Comment l’intelligence artificielle révolutionne-t-elle la médecine diagnostique et de laboratoire ?

Intelligence artificielle (IA) s'est révélé être un grand facilitateur dans diverses tâches quotidiennes et, en médecine, il s'est révélé révolutionnaire dans les diagnostics, les rendant plus complets et personnalisés. Cela aide les médecins à choisir le traitement le plus approprié pour chaque patient. Selon Alvaro Pulchinelli, président de la Société brésilienne de pathologie clinique/médecine de laboratoire (SBPC/ML), la capacité de stockage et de traitement des données de l’intelligence artificielle en fait une ressource incontournable en médecine diagnostique.
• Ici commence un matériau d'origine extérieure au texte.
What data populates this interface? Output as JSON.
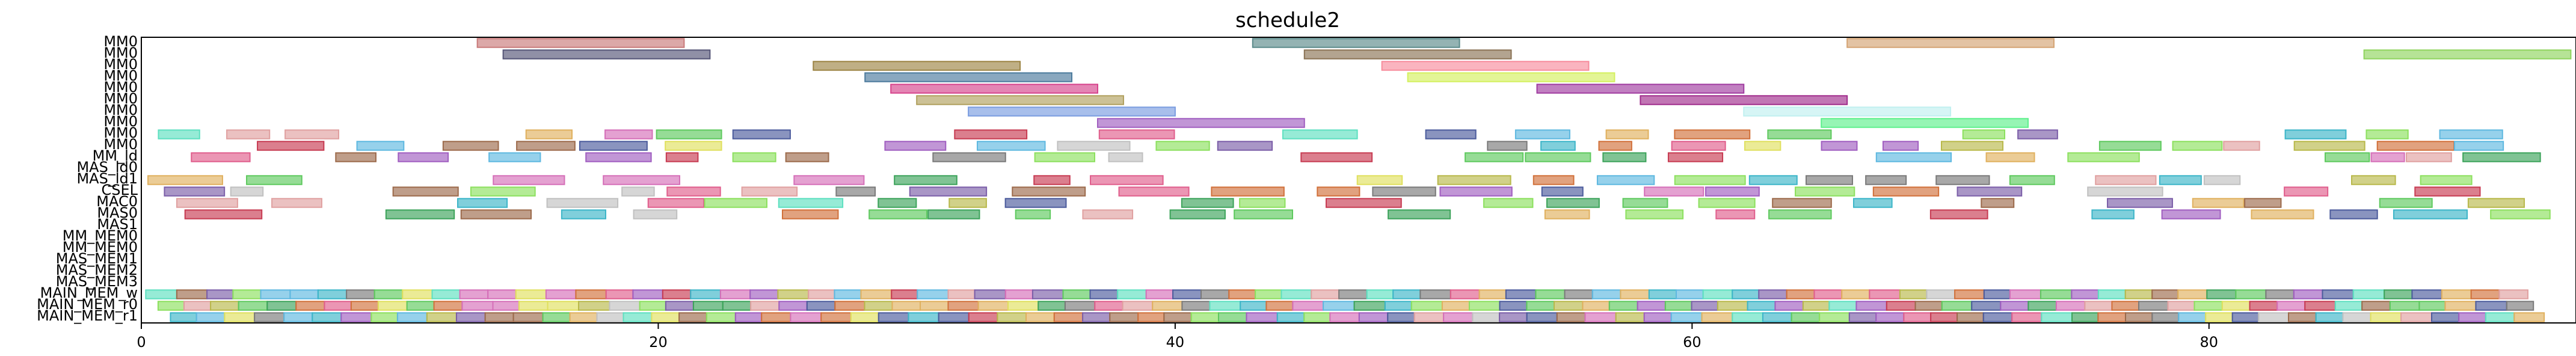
{
  "chart_data": {
    "type": "gantt",
    "title": "schedule2",
    "xlabel": "",
    "ylabel": "",
    "xlim": [
      0,
      94.2
    ],
    "xticks": [
      0,
      20,
      40,
      60,
      80
    ],
    "grid": false,
    "rows": [
      "MM0",
      "MM0",
      "MM0",
      "MM0",
      "MM0",
      "MM0",
      "MM0",
      "MM0",
      "MM0",
      "MM0",
      "MM_ld",
      "MAS_ld0",
      "MAS_ld1",
      "CSEL",
      "MAC0",
      "MAS0",
      "MAS1",
      "MM_MEM0",
      "MM_MEM0",
      "MAS_MEM1",
      "MAS_MEM2",
      "MAS_MEM3",
      "MAIN_MEM_w",
      "MAIN_MEM_r0",
      "MAIN_MEM_r1"
    ],
    "palette": [
      "#4b5b9c",
      "#d1703a",
      "#3ca35a",
      "#c73b52",
      "#7b5ea8",
      "#9c6a4b",
      "#d56fb8",
      "#7a7a7a",
      "#b8b84a",
      "#3cb5c8",
      "#5ec95e",
      "#e0e05e",
      "#5eb8e0",
      "#e05e8c",
      "#8ce05e",
      "#c0c0c0",
      "#e0b05e",
      "#a05ec0",
      "#5ee0c0",
      "#e0a0a0"
    ],
    "tasks": [
      {
        "row": 0,
        "start": 13,
        "end": 21,
        "color": "#c97a7a"
      },
      {
        "row": 0,
        "start": 43,
        "end": 51,
        "color": "#5a8a8a"
      },
      {
        "row": 0,
        "start": 66,
        "end": 74,
        "color": "#d4a373"
      },
      {
        "row": 1,
        "start": 14,
        "end": 22,
        "color": "#555577"
      },
      {
        "row": 1,
        "start": 45,
        "end": 53,
        "color": "#8a7355"
      },
      {
        "row": 1,
        "start": 86,
        "end": 94,
        "color": "#8fd45e"
      },
      {
        "row": 2,
        "start": 26,
        "end": 34,
        "color": "#9c8444"
      },
      {
        "row": 2,
        "start": 48,
        "end": 56,
        "color": "#f78c9c"
      },
      {
        "row": 3,
        "start": 28,
        "end": 36,
        "color": "#4b7a9c"
      },
      {
        "row": 3,
        "start": 49,
        "end": 57,
        "color": "#d4f05e"
      },
      {
        "row": 4,
        "start": 29,
        "end": 37,
        "color": "#d6438c"
      },
      {
        "row": 4,
        "start": 54,
        "end": 62,
        "color": "#a03ca0"
      },
      {
        "row": 5,
        "start": 30,
        "end": 38,
        "color": "#b0a05e"
      },
      {
        "row": 5,
        "start": 58,
        "end": 66,
        "color": "#a02c8c"
      },
      {
        "row": 6,
        "start": 32,
        "end": 40,
        "color": "#7a9ce0"
      },
      {
        "row": 6,
        "start": 62,
        "end": 70,
        "color": "#c0f0f0"
      },
      {
        "row": 7,
        "start": 37,
        "end": 45,
        "color": "#a05ec0"
      },
      {
        "row": 7,
        "start": 65,
        "end": 73,
        "color": "#5ef08c"
      }
    ],
    "dense_rows": [
      {
        "row": 8,
        "seed": 3
      },
      {
        "row": 9,
        "seed": 11
      },
      {
        "row": 10,
        "seed": 19
      },
      {
        "row": 12,
        "seed": 23
      },
      {
        "row": 13,
        "seed": 31
      },
      {
        "row": 14,
        "seed": 37
      },
      {
        "row": 15,
        "seed": 41
      },
      {
        "row": 22,
        "seed": 47
      },
      {
        "row": 23,
        "seed": 53
      },
      {
        "row": 24,
        "seed": 59
      }
    ]
  }
}
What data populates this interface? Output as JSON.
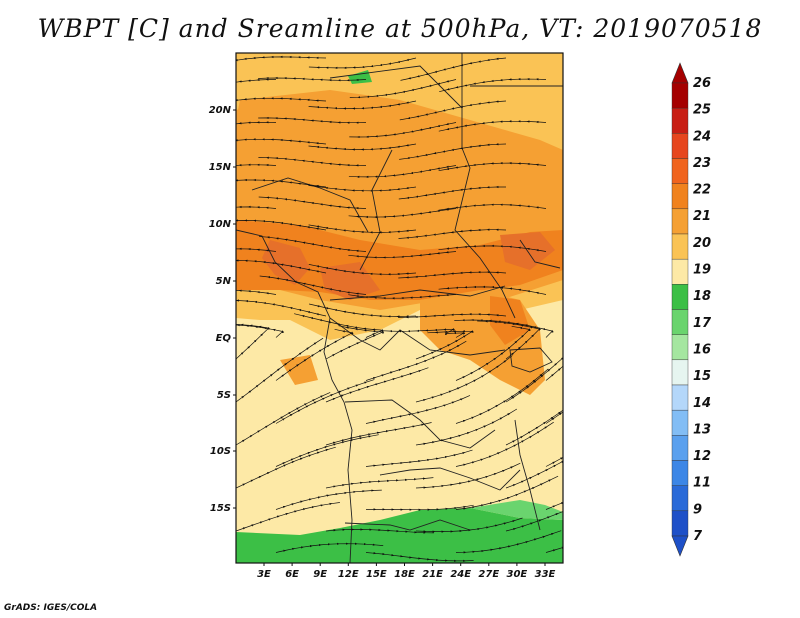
{
  "title": "WBPT [C] and Sreamline at 500hPa, VT: 2019070518",
  "credit": "GrADS: IGES/COLA",
  "map": {
    "variable": "Wet-bulb potential temperature",
    "units": "C",
    "level": "500hPa",
    "valid_time": "2019070518",
    "lat_ticks": [
      "20N",
      "15N",
      "10N",
      "5N",
      "EQ",
      "5S",
      "10S",
      "15S"
    ],
    "lon_ticks": [
      "3E",
      "6E",
      "9E",
      "12E",
      "15E",
      "18E",
      "21E",
      "24E",
      "27E",
      "30E",
      "33E"
    ],
    "regions": [
      {
        "name": "warm band",
        "band": "21-23",
        "color": "#f0821e"
      },
      {
        "name": "north warm area",
        "band": "20-22",
        "color": "#f5a033"
      },
      {
        "name": "southern mild area",
        "band": "19-20",
        "color": "#fde9a6"
      },
      {
        "name": "southern cool strip",
        "band": "17-18",
        "color": "#3cbf46"
      }
    ]
  },
  "colorbar": {
    "labels": [
      "26",
      "25",
      "24",
      "23",
      "22",
      "21",
      "20",
      "19",
      "18",
      "17",
      "16",
      "15",
      "14",
      "13",
      "12",
      "11",
      "9",
      "7"
    ],
    "colors": [
      "#a50000",
      "#c81e14",
      "#e6461e",
      "#f0641e",
      "#f0821e",
      "#f5a033",
      "#fac355",
      "#fde9a6",
      "#3cbf46",
      "#6ad46e",
      "#a5e6a0",
      "#e6f5f0",
      "#b4d7fa",
      "#82bdf5",
      "#5aa0ee",
      "#3c86e6",
      "#2a6ad8",
      "#1e50c8"
    ]
  }
}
L’intelligence artificielle a progressé rapidement, notamment dans la création d’algorithmes de diagnostic et l’évaluation des données génomiques. « Dans le domaine de la génomique, basé sur les connaissances bioinformatiques, il y a eu un bond exponentiel tant dans l'identification de gènes spécifiques responsables de maladies que de cibles thérapeutiques », déclare le président de SBPC/ML. « L’IA a aidé à interpréter les résultats des tests génomiques, en aidant à identifier les gènes responsables de mutations et de polymorphismes, en plus de permettre l’analyse conjointe de plusieurs autres tests. Cela permet de formuler des algorithmes pour réaliser un pronostic précis », dit-il.

Pour Pulchinelli, pendant la pandémie de Covid-19, la médecine de laboratoire a encore renforcé la collaboration avec d'autres spécialités, le secteur du diagnostic a apporté des réponses rapides aux défis et il s'agit d'un chemin irréversible. Il souligne également que l’IA reste réservée aux grands laboratoires, qui disposent de départements d’innovation, de recherche et de développement. Cependant, dans peu de temps, cela devrait devenir populaire avec l’expansion des plateformes d’accès.

L'utilisation de l'intelligence artificielle par les laboratoires fait partie des actions incluses dans le concept Lab 4.0, où ces établissements font appel à l'industrie 4.0, ou la quatrième révolution technologique. Les entreprises de cette période industrielle utilisent des technologies pour faciliter leurs processus, améliorer leurs produits et optimiser la main-d'œuvre. Dans le cas de la médecine de laboratoire, la technologie peut prédire une maladie en fonction des antécédents du patient et contribuer à l'établissement des normes de qualité des laboratoires.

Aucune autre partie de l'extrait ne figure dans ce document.